California Today: Los Angeles’s New Superintendent on the Challenges Faced by Schools

May 02, 2018 · 10 comments
Michael H. (Alameda, California)
There are achievement gaps between all groups of students, when defined by race. Asian-American students consistently out achieve white students. White students out achieve African-American students by about a standard deviation. That has remained true for the past forty years, and the gap is frankly huge. We are also told that there are no intelligence differences based on race. My experience with teachers is that they are not racists. In any case, you can't teach this group of students one way, and that group of students some other (racist?) way, in the same classroom, at the same time. https://www.jbhe.com/2018/02/the-racial-gap-in-advancement-placement-tes... The evidence indicates that achievement in school is primarily influenced by the families of the students. Expecting a new superintendent of schools to solve a nationwide problem is asking too much of that person. Apparently the school board (elected) thinks that the district's most pressing problems are financial. God bless the teachers and the children they work with.

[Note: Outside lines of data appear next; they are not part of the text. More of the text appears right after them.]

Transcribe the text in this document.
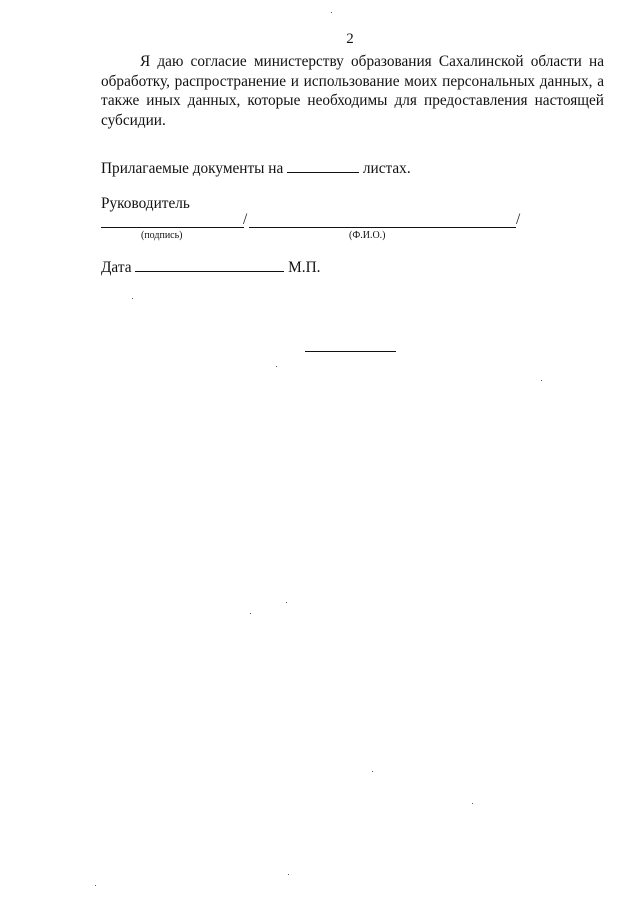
2

Я даю согласие министерству образования Сахалинской области на обработку, распространение и использование моих персональных данных, а также иных данных, которые необходимы для предоставления настоящей субсидии.

Прилагаемые документы на	листах.
Руководитель
/	/
(подпись)	(Ф.И.О.)
Дата	М.П.
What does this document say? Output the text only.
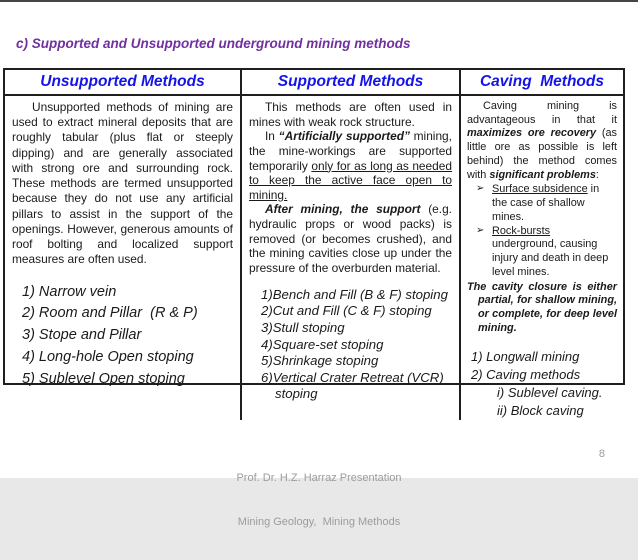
c) Supported and Unsupported underground mining methods
Unsupported Methods	Supported Methods	Caving  Methods

Unsupported methods of mining are used to extract mineral deposits that are roughly tabular (plus flat or steeply dipping) and are generally associated with strong ore and surrounding rock. These methods are termed unsupported because they do not use any artificial pillars to assist in the support of the openings. However, generous amounts of roof bolting and localized support measures are often used.

1) Narrow vein
2) Room and Pillar  (R & P)
3) Stope and Pillar
4) Long-hole Open stoping
5) Sublevel Open stoping

This methods are often used in mines with weak rock structure.

In “Artificially supported” mining, the mine-workings are supported temporarily only for as long as needed to keep the active face open to mining.

After mining, the support (e.g. hydraulic props or wood packs) is removed (or becomes crushed), and the mining cavities close up under the pressure of the overburden material.

1)Bench and Fill (B & F) stoping
2)Cut and Fill (C & F) stoping
3)Stull stoping
4)Square-set stoping
5)Shrinkage stoping
6)Vertical Crater Retreat (VCR) stoping

Caving mining is advantageous in that it maximizes ore recovery (as little ore as possible is left behind) the method comes with significant problems:

➢ Surface subsidence in the case of shallow mines.

➢ Rock-bursts underground, causing injury and death in deep level mines.

The cavity closure is either partial, for shallow mining, or complete, for deep level mining.

1) Longwall mining
2) Caving methods
i) Sublevel caving.
ii) Block caving

Prof. Dr. H.Z. Harraz Presentation

Mining Geology,  Mining Methods

8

M.F. (Los Angeles, California)
Another rotten choice for school superintendent. When are we going to have educators run the district, not politicians or investment bankers?
DoYouSeaMeNow (YesICanSeaYouNow)
Because all they know how to do is throw money at the problem. They don't want solutions like getting rid of onsite administrators and unions. That would be too logical. Let them continue to blame and get rid of the good teachers, because it's not about educating people, it's about maintaining the status quo.
John Doe (Johnstown)
This is a great day for me sitting here very early in the morning in my shabby little East Los Angeles public school classroom reading the paper before the kids get here from the surrounding barrios that we'll all soon be having the pleasure of a wealthy investment banker to be looking up to for spiritual guidance and leadership as our new superintendent and visionary. The intersection of Wall Street with Cesar Chavez Avenue ought to be an interesting place to be waiting to catch a bus out of town.

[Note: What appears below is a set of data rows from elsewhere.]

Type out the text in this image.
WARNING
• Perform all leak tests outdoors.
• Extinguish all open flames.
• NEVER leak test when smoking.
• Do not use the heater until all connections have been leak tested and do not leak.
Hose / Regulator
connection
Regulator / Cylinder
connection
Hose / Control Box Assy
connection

Jordan Horowitz (Long Beach, CA)
Beutner is a CONVENTIONAL choice for LAUSD, not unconventional. This school district has always believed they need a business executive or politico to run the district and not someone with education experience.
Owen Lŵc (Culver City)
Today's NYT ”California Today” contained several education articles, including this one published by the Atlantic, ”Schools in the University of California system are doing significantly better than other four-year institutions in the U.S. in graduating low-income students…” I’m convinced, and evidence-based, peer-reviewed studies show, investments and improvements in education benefit both individuals and society now and far into the future. Among the best investments a nation can make. Parents, educators, and students know this; they live this truth day in and day out. Many governments and polititions know this too. Unfortunately, due to past decisions, economic forces, and deference to non-aligned political interests, many states and districts find themselves backed into corners with few alternatives for improvement. To that I say the past is past, your institutions broke it, your institutions can fix it. It’s our responsibility to nominate, elect, and support a slate of new leaders with fresh, can-do approach to restoring, and improving education, with an equal emphasis on 1) reaching all students today, rich and poor, fortunate, and unfortunate, and 2) securing our nation’s prosperity, growth, technology edge, and leadership among nations far into the future—that bight shining, sometimes elusive, beacon we all believe is essential to the American fabric. --OWL, Culver City.
Matthew (CA)
I just moved here from NJ where I taught in the public schools for 14 years. It takes months just to get credentials reviewed here. The schools are not offering a lot of the advanced and creative coursework that was provided in NJ. Per pupil spending in NJ was $19k in CA it is $9k.
foogoo (Laguna Nigel, CA)
Yo Matthew, I've been living here forever with stints in NY (PS, Universities), S. Carolina and N.Carolina, Hawaii (USMC), FLA (parents business move), etc. And so, I wouldn't want to be a resident and homeowner of any other state. The beauty of the landscape (recognizing the constant pressures of the private sector to exploit that which even nourishes their own psyches), the weather, alone, is enough to extract anyone from an in-your-face winter ice and snow nightmare as well as a compromised environment by those who only see profit in one's living space. So, the writing is on the wall. If you have a gripe with educational expenditures by all means, get involved in your community and run for a school board seat. That, would certainly put the status quo on notice.
John Doe (Johnstown)
Even with a license and a degree in architecture and twenty years of practice, it still took me five more years to get a teaching credential here. This state has no idea what they're doing with regard to teaching kids anything they can use.
Blair (Los Angeles)
Did your NJ district have the same percentage of ESL and impoverished pupils as Los Angeles?